The RVErS algorithm implementation was applied to two learning algorithms: C4.5 release 8 algorithm and naive Bayes. For C4.5 algorithm the tree pruning was disabled since pruning is a form of variable selection which may obscure the performance of RVErS.
Cost metric is a important factor in the RVErS algorithm. The key parameters such as cost function and value of 'k' to be selected depend upon this cost metric. It varies from one learning algorithm to another. The cost metric is the key component that defines the performance for the variable selection decision. Below are the cost metrics for C4.5 and naive bayes algorithms.
The cost metric for C4.5 is based on the number of calls to the gain-ratio data purity criterion. The cost of inducing a tree is therefore roughly in nature: one call per variable, per decision node, assuming linear number of nodes in the tree.
For C4.5, M(L, n) = num_nodes * n * total_instances. So, after removing 'k' variables from the original set of 'n' variables M(L, n-k) = num_nodes * (n-k) * total_instances
The cost metric for naive Bayes is based on the number of operations required to build the conditional probability table.
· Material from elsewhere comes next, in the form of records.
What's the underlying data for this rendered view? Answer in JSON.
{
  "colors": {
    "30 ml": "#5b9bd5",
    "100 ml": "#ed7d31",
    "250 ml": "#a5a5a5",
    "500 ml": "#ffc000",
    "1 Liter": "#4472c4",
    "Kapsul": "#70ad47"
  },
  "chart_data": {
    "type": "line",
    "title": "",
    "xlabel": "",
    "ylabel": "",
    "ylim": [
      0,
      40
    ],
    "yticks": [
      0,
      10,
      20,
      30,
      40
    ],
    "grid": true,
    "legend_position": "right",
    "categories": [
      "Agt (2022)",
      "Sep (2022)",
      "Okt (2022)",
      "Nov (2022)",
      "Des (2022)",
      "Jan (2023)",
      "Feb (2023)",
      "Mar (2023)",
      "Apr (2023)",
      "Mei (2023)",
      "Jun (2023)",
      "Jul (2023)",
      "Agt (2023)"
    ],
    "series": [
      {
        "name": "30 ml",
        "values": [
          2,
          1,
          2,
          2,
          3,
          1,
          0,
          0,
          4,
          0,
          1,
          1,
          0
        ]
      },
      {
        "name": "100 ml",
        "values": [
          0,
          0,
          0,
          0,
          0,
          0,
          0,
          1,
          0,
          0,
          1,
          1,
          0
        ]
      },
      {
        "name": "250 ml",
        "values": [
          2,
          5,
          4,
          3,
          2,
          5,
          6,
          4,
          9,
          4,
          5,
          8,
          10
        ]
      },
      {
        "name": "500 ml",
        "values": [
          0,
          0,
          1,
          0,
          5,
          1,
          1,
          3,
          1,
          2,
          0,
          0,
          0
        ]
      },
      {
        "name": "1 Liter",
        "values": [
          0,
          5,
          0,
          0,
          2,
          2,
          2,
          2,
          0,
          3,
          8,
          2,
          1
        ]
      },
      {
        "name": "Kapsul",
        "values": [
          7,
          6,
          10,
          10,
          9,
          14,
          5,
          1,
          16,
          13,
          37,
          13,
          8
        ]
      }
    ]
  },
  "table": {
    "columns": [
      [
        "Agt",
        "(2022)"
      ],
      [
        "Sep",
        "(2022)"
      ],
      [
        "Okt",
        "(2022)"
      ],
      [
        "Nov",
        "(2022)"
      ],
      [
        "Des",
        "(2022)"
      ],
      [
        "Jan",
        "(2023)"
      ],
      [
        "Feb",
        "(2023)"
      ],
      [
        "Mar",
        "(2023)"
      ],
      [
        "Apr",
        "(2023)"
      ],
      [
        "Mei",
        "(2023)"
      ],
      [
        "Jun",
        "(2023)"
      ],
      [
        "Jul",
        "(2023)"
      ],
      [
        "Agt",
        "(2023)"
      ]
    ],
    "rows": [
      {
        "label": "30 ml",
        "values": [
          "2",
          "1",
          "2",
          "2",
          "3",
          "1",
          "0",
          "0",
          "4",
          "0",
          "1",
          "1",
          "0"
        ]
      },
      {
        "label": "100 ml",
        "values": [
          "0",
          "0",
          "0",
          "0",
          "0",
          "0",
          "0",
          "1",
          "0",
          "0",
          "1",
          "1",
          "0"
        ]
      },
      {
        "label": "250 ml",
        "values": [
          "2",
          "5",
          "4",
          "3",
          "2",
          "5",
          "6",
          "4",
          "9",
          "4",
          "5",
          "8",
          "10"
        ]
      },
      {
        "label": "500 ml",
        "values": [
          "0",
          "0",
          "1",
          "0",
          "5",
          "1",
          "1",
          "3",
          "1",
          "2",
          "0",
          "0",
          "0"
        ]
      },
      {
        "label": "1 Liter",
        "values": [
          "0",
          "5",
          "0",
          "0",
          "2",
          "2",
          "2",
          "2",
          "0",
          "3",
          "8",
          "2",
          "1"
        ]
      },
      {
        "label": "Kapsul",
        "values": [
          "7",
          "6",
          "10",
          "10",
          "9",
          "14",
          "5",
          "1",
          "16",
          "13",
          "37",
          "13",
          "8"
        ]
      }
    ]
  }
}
Hence, the cost metric is linear in number of inputs.
Cost metric for naive bayes = cost for building the probability table for classes + cost for building the two dimensional probability table for attributes by classes.
= num_classes + (num_attributes * num_classes)
= num_classes * (num_attributes + 1)
So, for naive bayes, M(L, n) = num_instances * [num_classes * (n + 1)] , where, n is number of variables or attributes.